Herpes Zoster Vaccine for Bone Marrow Transplant donors

This investigator driven pilot study aims to determine whether vaccination of stem cell donors with Zostavax can reduce the rate of Herpes Zoster reactivations in transplant recipients. As we know, infection is a leading cause of morbidity among allogenic transplant patients. Varicella zoster virus reactivation is one of the commonest infections occurring following allogeneic transplant. Primary varicella infection in transplant recipients can cause serious widespread and sometimes fatal viral infection. Reactivation of Varicella known as herpes zoster or shingles can cause rash and severe prolonged pain known as neuralgia. Shingles typically presents as a localised skin rash. The most common complication of shingles is postherpetic neuralgia (PHN). Individuals who suffer from PHN report constant burning, throbbing, and intermittent sharp or electric shock-like pain. In a patient already recovering after chemoradiotherapy, primary varicella infection, shingles and PHN can markedly impair quality of life.
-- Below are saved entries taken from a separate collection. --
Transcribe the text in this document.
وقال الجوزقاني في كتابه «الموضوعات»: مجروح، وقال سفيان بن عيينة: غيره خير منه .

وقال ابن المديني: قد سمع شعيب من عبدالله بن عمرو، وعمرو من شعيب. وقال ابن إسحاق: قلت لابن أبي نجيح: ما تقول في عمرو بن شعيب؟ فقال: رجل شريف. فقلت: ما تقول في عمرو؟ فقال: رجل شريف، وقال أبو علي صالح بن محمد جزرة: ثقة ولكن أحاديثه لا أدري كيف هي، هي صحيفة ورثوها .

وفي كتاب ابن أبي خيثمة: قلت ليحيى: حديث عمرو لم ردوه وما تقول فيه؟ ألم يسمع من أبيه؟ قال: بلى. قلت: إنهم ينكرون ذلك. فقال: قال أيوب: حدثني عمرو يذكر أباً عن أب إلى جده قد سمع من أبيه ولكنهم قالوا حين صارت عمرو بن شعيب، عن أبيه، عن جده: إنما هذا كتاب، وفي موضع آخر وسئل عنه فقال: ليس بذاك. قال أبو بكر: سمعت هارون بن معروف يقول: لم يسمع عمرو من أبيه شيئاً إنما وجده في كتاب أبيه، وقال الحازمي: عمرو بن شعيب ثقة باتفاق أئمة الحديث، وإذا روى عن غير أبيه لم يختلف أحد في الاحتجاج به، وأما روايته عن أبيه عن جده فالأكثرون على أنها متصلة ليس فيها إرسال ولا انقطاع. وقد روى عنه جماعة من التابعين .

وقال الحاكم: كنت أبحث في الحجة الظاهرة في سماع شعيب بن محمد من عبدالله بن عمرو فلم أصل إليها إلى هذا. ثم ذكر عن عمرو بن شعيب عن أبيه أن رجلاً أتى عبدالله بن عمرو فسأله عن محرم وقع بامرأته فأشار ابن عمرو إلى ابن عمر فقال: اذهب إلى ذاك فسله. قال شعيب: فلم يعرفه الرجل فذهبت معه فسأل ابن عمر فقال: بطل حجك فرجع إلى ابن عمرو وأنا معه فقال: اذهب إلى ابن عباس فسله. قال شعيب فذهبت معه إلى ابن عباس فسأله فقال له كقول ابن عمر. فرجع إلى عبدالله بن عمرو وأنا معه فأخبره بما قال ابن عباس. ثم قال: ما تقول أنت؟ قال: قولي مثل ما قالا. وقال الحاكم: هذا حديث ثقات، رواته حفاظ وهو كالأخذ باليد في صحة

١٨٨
ZOSTAVAX vaccine has been approved in Australia for the prevention of shingles and its complications in people 50 years of age and older. The purpose of the study is to find out whether vaccination of stem cell donors with Zostavax can reduce the infection rate of shingles in transplant recipients. We hypothesise that boosted immunity in these donors may transfer to recipients at the time of stem cell infusion and reduce the rate of shingles after transplant. Normal donors (Stem Cell Donors) over the age of 50 years will be eligible to receive the vaccine. Donors will receive vaccination once only by the subcutaneous route and be followed up for 1 week for any adverse reaction. We would report any adverse event among the stem cell donor related to vaccine to the Therapeutic Goods Administration via the "Blue Card" . Stem Cell recipients will be followed up for 12 months after their transplant.